Nutritive Information

Per Serving:      

  • Calories: 209 Kcal
  • Fat: 9 g
  • Carbohydrate: 19 g
  • Protein: 13.5 g
  • Fiber: 3.5 g.


  • 6 (1-oz) slices whole-grain bread
  • Canola oil cooking spray
  • 1 Tbsp. extra virgin olive oil
  • 1 medium onion, chopped
  • 6 green onions, chopped, including green stems
  • 2 cups sliced mushrooms (any variety works, shitake or crimini are especially good)
  • Salt and freshly ground black pepper
  • 6 cups baby spinach leaves, loosely packed
  • 6 large eggs
  • 1/2 cup unsweetened almond milk or low-fat milk
  • 1/2 cup reduced-fat cheddar, part-skim mozzarella cheese or Jarlsberg cheese
  • 1 Tbsp. chopped parsley or chives


  • Preheat oven to 350 degrees F.
  • In toaster, lightly toast bread. Coat a 9×13-inch baking pan with cooking spray. Arrange toast in flat layer without overlapping.
  • In large skillet, heat oil over medium-high heat. Add onion and sauté 5 minutes. Add green onion and sauté 3 minutes.
  • Add mushrooms and cook until they begin to brown, about 2-3 minutes.
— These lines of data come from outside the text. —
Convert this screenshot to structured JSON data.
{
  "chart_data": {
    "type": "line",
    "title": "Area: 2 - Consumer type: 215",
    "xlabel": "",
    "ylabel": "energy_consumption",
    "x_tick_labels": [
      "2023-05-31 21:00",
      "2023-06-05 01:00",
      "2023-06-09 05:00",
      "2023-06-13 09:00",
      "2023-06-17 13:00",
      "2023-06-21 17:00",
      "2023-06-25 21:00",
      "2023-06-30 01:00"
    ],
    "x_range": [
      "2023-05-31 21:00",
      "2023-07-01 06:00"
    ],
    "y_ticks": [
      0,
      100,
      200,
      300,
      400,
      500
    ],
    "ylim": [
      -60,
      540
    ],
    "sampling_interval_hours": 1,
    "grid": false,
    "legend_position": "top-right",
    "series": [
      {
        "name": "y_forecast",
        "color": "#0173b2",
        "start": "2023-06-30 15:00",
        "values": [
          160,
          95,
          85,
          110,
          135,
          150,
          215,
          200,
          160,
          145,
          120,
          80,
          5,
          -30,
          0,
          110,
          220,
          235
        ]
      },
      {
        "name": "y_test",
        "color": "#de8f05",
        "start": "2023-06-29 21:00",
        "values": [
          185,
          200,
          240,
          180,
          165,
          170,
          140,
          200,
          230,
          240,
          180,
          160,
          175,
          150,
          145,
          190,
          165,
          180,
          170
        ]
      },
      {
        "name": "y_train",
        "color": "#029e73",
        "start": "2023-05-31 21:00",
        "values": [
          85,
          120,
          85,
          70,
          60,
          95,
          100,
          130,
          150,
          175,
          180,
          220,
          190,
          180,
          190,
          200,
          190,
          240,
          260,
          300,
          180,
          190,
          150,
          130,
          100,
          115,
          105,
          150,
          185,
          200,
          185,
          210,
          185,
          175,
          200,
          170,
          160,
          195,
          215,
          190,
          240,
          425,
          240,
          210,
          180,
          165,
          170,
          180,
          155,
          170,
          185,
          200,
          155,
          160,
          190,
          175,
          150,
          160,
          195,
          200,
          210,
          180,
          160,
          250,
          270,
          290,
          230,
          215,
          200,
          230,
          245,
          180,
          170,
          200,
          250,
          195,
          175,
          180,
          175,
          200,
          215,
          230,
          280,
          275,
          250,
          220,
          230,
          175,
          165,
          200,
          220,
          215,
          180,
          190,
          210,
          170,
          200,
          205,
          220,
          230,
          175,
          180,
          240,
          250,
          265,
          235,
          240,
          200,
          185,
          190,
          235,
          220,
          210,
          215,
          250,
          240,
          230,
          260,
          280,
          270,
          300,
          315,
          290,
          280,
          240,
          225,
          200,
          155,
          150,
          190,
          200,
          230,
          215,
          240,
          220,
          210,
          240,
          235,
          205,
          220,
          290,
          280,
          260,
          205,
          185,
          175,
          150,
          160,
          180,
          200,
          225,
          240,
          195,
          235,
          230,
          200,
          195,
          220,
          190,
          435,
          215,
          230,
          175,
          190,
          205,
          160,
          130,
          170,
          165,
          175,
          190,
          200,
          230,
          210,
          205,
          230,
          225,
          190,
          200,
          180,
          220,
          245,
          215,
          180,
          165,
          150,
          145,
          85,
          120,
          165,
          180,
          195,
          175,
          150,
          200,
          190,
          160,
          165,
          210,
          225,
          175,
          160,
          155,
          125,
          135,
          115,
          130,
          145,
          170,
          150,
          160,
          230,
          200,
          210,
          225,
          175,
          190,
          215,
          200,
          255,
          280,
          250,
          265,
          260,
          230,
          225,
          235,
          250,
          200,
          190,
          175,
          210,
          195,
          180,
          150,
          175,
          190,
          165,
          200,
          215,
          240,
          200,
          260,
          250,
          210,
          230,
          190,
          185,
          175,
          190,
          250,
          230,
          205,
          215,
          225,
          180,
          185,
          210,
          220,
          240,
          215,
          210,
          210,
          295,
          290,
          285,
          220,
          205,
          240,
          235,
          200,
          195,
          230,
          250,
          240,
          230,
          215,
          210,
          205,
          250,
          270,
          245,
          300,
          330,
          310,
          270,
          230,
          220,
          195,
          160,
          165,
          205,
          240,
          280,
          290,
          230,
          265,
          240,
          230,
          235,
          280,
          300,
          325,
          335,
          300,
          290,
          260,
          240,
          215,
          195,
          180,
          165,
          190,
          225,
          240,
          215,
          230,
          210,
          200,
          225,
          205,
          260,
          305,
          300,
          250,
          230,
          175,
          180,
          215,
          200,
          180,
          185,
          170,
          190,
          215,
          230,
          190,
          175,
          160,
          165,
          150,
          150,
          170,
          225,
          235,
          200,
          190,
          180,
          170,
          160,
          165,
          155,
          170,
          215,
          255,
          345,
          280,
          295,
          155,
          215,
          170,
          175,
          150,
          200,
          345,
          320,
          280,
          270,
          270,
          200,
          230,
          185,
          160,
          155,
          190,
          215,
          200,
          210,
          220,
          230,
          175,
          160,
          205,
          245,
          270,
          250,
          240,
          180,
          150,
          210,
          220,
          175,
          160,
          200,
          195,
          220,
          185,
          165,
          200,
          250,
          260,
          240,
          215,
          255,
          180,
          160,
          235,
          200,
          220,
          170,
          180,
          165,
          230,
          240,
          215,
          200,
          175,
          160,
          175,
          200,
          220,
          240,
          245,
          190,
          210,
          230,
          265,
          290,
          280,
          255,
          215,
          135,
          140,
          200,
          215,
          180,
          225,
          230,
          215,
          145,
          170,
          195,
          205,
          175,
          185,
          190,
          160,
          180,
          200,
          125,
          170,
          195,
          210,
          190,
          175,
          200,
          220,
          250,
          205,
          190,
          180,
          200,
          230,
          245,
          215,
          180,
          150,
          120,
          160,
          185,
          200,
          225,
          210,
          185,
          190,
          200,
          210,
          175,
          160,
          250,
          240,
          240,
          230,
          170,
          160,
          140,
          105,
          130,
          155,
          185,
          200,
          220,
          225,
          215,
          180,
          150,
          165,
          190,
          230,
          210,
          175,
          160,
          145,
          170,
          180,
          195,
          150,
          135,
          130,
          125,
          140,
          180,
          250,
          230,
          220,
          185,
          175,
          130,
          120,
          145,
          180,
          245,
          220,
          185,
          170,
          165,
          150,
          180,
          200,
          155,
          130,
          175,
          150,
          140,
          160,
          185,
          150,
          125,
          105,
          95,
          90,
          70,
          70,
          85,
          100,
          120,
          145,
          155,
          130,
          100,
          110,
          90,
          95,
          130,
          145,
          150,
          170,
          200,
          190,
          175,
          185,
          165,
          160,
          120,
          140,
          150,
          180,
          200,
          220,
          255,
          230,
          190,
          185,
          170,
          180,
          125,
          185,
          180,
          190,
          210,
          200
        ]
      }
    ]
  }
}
Season to taste with salt and pepper. Cook another 4 minutes. Stir in spinach and let wilt, about 2-3 minutes.
  • Evenly spread mushroom and spinach mixture over toast.
  • Crack an egg over each piece of toast. Lightly season with salt and pepper, to taste. Pour milk over eggs and sprinkle with cheese.
  • Bake until egg whites are set, about 28-30 minutes. Garnish with parsley or chives. Cut into 6 sections and serve hot.